Friday, November 20, 2015

Art Cars at the SAM

Inopportune: A Car Cascade
The Seattle Art Museum lobby has for years been dominated by a car explosion. Inopportune: Stage One by Cai Guo Qiang is a series of nine white Ford Tauruses (Tauri?). They are lined up, the first one with all four wheels on the ground, followed by the next seven spiraling through the air, with streams of white bulbs exploding in all directions as the cars tumble end over end, and the last Ford at rest. I've always liked it, and never understood the hate for it, a dislike that bubbles up now that they are finally going to remove that installation after nine years.

As I said, I like it. I liked it when it was part of the museum before its expansion, and I liked it after the museum expansion, when they moved the initial car to the second floor balcony. I've always seen the series of vehicles not as an explosion or a horrible accident, but rather as a threat of danger with a happy ending. I see the cars as a narrative flow, that starts with it going off the balcony, then spiraling through the air (the explosions can just as easily be emotion) but at last coming to rest, unharmed, in the same position as it initially was. It is a car crash. But it also an graphic display of an argument, emotions in all directions, before returning to its base state.

I'm not much a fan of "found object art", which seeks to elevate traditional ready-made object to important art worth considering either seriously or ironically. So just parking a white Ford Taurus in a lobby does nothing for me. However, the creation of a narrative with the cascading Fords, filled with light, then returned to their mundane look really does work for me. It takes the object and gives it additional artistic value and narrative flow.
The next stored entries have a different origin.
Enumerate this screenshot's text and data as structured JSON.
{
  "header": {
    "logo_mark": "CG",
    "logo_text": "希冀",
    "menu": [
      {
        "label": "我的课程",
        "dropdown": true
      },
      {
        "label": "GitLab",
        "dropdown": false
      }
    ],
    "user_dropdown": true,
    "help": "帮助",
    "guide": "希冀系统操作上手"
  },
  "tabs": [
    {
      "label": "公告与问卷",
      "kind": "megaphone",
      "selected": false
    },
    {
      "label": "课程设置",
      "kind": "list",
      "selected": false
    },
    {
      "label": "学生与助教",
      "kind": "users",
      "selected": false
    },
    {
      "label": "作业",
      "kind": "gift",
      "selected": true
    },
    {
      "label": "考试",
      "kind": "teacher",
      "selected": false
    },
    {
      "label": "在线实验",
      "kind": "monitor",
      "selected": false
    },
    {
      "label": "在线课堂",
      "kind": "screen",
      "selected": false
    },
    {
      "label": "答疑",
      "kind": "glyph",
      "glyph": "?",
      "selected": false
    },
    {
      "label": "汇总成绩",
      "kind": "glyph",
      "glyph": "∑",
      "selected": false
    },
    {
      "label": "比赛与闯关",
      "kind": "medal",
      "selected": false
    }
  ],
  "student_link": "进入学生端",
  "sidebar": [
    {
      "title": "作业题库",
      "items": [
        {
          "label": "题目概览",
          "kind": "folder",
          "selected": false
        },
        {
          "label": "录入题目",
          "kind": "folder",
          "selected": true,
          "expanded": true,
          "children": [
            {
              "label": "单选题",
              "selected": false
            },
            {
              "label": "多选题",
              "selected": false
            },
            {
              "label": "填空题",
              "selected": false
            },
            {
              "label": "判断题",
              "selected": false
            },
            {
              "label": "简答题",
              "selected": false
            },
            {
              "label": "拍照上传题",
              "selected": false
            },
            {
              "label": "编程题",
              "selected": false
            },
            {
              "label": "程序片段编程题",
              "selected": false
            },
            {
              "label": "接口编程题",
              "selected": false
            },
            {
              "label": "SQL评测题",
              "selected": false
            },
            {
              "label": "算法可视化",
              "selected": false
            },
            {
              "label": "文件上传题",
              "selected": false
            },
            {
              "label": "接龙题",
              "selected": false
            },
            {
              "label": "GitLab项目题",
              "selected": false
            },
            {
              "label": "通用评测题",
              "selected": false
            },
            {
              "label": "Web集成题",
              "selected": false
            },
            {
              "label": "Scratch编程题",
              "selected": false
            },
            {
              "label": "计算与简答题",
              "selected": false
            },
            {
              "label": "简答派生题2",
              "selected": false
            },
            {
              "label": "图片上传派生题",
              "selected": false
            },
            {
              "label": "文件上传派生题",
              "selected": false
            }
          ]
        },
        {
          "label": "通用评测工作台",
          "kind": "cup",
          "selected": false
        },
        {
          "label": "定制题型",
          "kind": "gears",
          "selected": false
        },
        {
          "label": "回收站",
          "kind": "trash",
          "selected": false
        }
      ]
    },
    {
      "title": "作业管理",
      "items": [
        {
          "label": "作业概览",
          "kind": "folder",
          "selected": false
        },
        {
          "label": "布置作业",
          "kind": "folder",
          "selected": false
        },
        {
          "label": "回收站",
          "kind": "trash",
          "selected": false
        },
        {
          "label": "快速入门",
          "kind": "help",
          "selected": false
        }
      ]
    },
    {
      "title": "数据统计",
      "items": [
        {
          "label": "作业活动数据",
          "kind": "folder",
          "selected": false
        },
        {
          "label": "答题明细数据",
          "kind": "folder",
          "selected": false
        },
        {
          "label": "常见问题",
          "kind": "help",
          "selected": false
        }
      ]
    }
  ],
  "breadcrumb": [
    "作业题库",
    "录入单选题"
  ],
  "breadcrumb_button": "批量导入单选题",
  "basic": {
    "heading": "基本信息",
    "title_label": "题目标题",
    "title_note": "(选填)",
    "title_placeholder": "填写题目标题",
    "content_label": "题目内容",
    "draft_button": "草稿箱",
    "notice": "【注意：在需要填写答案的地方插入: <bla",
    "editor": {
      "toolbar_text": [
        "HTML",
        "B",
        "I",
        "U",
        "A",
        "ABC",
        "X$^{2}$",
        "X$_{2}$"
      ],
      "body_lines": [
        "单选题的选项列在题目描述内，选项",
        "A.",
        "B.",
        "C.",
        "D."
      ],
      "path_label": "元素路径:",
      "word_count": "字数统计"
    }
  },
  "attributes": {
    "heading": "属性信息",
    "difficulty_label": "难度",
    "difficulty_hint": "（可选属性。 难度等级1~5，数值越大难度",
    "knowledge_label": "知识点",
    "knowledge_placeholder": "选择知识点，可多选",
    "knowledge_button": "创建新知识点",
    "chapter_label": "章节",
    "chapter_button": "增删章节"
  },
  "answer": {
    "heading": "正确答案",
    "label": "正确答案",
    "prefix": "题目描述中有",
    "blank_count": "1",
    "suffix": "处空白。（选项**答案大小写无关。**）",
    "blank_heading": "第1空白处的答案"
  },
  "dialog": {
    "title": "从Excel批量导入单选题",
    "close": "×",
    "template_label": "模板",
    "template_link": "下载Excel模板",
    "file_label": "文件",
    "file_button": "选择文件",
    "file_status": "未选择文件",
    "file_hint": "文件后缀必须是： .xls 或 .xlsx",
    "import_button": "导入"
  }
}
I'm also a bit suspicious of "installation art" where an entire room or domain within a museum is dedicated to a single work, as if the only way to engage with the work is to clear everything else out of the way. This is the logical antipode of the old, old (old) days, when artwork was jammed cheek by jowl against the wall, creating the pigmented equivalent of having a wall of TVs all on at once. Room-dominating single-item installations smacks of pretense to me, and is more at home with office lobbies than museum space. And perhaps the fact that piece itself is suspended over the entrance lobby makes me more accommodating than if it claimed a full vault of valuable real estate elsewhere.

In any event, yeah, the cars of Inopportune are coming down, and I for one will miss them.